BILLET | De la peur sans films d’horreur

A une époque où, à en croire Internet, le monde entier semble animé par le courage, l’esprit d’aventure, une détermination sans faille face aux obstacles, un intellect ambitieux et un désir d’entrepreneuriat aiguisé dès l’âge de douze ans; à une époque où les articles appelant à sortir de sa zone de confort fleurissent comme des pâquerettes sur une pelouse sauvage et où les vidéastes font la promotion du miracle du bulletjournal pour se forcer à foncer toujours plus en avant et braver ses appréhensions; à mon époque, je me sens, en comparaison, la pire des pétochardes.

Aussi loin que mes souvenirs remontent, je n’ai jamais été habitée par une âme guerrière, ni même aventurière. J’ai certes escaladé quelques arbres pour atteindre des cabanes en bois ou fait des parties de cache-cache dans des champs de maïs, pour autant, la nuit je craignais qu’un monstre sorte de mon livre de contes si je ne rangeais pas ce dernier en dehors de mon champ de vision. L’adrénaline et moi étions, et sommes toujours, de vagues connaissances. Alors non, je ne suis pas bien courageuse mais j’ai mes excuses !

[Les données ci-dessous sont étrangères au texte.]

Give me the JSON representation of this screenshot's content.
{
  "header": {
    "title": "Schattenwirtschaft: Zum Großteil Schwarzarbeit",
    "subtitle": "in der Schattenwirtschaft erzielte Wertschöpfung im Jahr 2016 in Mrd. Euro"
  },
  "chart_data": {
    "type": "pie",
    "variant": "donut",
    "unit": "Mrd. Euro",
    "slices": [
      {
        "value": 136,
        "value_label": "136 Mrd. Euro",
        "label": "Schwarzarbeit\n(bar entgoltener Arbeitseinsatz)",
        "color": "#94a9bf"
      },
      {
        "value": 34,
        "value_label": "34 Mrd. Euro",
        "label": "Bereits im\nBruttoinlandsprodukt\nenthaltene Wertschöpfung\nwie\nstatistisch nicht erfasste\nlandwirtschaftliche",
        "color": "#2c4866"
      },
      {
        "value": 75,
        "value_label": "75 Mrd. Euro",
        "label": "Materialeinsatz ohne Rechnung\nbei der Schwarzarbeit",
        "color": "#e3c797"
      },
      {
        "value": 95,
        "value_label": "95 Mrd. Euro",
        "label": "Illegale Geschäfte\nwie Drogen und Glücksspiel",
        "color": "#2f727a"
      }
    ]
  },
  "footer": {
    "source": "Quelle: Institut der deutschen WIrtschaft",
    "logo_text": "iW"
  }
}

Comme chacun, j’ai expérimenté les peurs primaires et enfantines que sont la peur de l’abandon, la peur du noir, la peur d’être dévorée par un monstre multicolore tapi sous mon petit lit, la peur de la mort de mon chien ou encore celle de ne pas savoir quand je pourrais me rendre aux toilettes durant la sortie scolaire. Ces peurs sont finalement celles auxquelles nous renvoient les films d’horreur – exceptée la pause pipi – et c’est en cela qu’elles nous parlent à tous, mais, même si j’angoisse toujours à l’idée qu’il n’y ait pas de WC quand j’en ai besoin, ces cauchemars m’ont quitté et je vis très bien la tombée de la nuit dans mon appartement si chaleureux qu’il est impossible d’y suspecter la présence du moindre monstre – hormis mon chat en plein quart d’heure de folie. Les films d’horreur sont un divertissement amusant depuis ma pré-adolescence, aussi, mon caractère poltron remonte, en réalité, à une époque bien plus récente.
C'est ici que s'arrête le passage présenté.